Flydd came wandering back and sat down, wincing and rubbing
the scar on his back. The crossbow bolt had to come out, but now was not the
time. No one spoke. Maelys could feel her stomach muscles knotting; they were
wasting precious time. She glanced at Flydd, who had leaned back against a rock
with his eyes closed, fingers drumming on his knee.

‘We’ve got to get moving!’ she burst out. ‘They could be in
the valley already.’

‘Who?’ said Ketila.

‘The God-Emperor’s army,’ said Flydd. ‘Colm?’

Colm stiffened, then emptied the dregs of his tea onto the
ground. ‘What did you find after you dispelled the illusion, Ketila?’ he said
quietly, struggling to keep the eagerness out of his voice.

‘I didn’t dispel it.’

‘Why not?’

Ketila still looked wary, and Maelys didn’t suppose that
would change in a hurry, after spending half a lifetime on her own.

‘It’s your heritage, not mine,’ said Ketila.

‘We could share it.’

‘I never wanted it, Colm; all I wanted was home and family.
A little cottage would have been enough for me if I could have shared it with
the people I loved. But you were different. You could never be happy with what
you had – you were always reaching out for more; always expecting what
could never be yours.’

She rose, sliding the ebony bracelet up and down her arm,
and headed to the cave. They followed. At the entrance, she held the bracelet
up.

‘It’s made of precious ebony from the world of Tallallame,’
said Flydd from below, ‘which had special powers even in that magical land. But
objects carried between the Three Worlds change in unusual ways –’

‘Change in what ways?’ said Colm.

‘No one would have known save Faelamor herself, for it’s
different every time. Would you go in, Ketila?’

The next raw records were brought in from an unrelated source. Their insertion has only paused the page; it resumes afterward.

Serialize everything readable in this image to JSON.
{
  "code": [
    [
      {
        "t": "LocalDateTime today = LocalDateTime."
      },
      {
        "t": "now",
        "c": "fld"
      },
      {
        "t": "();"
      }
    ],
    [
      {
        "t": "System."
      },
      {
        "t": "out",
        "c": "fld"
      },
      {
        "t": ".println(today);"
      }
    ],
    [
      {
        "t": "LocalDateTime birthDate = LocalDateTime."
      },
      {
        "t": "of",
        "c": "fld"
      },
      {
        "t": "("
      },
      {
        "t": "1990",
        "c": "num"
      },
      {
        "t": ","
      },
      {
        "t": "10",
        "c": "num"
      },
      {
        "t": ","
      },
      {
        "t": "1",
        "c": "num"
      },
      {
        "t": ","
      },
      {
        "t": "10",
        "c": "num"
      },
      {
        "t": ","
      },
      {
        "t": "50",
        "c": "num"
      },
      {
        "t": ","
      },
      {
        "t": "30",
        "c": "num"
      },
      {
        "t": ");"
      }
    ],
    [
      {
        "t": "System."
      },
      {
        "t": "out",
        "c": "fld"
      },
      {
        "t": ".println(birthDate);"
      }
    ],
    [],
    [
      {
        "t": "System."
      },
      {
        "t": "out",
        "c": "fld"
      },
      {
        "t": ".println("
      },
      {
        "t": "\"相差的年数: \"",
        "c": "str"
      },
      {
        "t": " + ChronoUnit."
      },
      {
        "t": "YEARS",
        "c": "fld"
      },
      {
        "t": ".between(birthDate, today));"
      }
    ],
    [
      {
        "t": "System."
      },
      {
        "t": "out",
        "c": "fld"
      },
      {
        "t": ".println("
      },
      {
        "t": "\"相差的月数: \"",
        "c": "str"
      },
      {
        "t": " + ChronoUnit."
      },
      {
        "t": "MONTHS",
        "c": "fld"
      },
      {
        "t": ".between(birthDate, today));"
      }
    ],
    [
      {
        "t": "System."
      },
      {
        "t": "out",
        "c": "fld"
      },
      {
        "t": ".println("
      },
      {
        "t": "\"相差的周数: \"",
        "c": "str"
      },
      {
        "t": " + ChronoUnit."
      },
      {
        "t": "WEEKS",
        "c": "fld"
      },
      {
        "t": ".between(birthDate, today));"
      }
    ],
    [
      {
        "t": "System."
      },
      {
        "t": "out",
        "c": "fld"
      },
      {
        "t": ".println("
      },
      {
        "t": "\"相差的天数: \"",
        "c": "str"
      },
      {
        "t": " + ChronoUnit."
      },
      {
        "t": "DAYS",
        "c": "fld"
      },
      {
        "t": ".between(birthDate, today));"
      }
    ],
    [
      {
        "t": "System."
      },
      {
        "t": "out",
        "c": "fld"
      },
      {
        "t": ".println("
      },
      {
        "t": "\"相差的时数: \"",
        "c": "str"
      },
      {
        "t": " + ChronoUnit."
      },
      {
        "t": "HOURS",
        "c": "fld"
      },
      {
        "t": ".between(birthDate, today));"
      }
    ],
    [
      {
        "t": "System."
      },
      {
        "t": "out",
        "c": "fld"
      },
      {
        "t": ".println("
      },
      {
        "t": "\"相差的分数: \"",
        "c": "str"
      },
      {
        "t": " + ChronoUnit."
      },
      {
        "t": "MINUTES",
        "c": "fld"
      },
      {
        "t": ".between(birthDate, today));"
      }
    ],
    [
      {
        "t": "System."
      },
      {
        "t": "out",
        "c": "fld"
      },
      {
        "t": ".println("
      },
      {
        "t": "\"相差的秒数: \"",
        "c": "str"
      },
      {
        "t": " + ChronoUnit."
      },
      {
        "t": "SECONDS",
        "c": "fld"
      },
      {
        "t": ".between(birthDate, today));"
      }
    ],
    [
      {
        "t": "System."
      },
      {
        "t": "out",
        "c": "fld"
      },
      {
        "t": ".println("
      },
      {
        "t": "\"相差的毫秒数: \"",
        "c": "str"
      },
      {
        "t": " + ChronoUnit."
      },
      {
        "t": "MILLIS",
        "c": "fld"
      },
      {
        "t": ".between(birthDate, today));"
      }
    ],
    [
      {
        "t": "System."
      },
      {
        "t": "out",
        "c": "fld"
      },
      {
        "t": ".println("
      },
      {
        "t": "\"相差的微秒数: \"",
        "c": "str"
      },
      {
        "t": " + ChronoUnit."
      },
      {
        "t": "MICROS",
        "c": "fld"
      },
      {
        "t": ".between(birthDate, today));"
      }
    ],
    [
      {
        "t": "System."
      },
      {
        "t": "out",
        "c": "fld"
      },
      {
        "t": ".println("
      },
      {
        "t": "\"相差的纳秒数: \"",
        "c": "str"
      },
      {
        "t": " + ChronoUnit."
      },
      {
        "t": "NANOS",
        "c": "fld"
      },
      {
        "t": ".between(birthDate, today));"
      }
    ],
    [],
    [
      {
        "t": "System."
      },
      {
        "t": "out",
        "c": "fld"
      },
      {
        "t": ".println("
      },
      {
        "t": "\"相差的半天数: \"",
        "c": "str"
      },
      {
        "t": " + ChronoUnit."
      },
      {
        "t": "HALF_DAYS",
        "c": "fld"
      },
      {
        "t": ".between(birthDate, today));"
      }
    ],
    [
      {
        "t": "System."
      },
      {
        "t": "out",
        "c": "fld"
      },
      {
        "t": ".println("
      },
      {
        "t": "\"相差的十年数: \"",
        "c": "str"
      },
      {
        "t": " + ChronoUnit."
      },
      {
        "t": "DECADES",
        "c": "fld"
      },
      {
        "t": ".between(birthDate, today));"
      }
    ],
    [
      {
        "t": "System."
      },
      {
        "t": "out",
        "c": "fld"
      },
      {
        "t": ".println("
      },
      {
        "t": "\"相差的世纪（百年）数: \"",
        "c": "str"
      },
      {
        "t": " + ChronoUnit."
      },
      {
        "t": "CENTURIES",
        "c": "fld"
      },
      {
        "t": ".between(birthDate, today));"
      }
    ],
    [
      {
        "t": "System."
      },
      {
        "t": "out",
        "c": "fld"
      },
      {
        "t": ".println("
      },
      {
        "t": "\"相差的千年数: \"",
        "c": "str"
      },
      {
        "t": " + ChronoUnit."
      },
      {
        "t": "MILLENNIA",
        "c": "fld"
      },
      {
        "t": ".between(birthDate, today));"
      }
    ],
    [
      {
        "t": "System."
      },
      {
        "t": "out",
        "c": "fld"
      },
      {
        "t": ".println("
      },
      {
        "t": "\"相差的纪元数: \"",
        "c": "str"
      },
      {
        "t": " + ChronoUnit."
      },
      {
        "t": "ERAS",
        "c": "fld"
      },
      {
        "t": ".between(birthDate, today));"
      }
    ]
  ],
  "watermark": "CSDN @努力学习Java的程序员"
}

She did so, and Maelys noticed, from behind, how little
there was of her. Though she had ample stores of dried fish and other
foodstuffs, and the valley was abundant with game, Ketila ate no more than was
necessary to sustain herself.

As she advanced with the bracelet, a myriad of shadows
sprang up from the floor to form a confusion of tangled, moving shapes. But
they were not quite shadows: they had the outlines of people with subtly
aura-tinged edges. The hairs on the back of Maelys’s neck rose.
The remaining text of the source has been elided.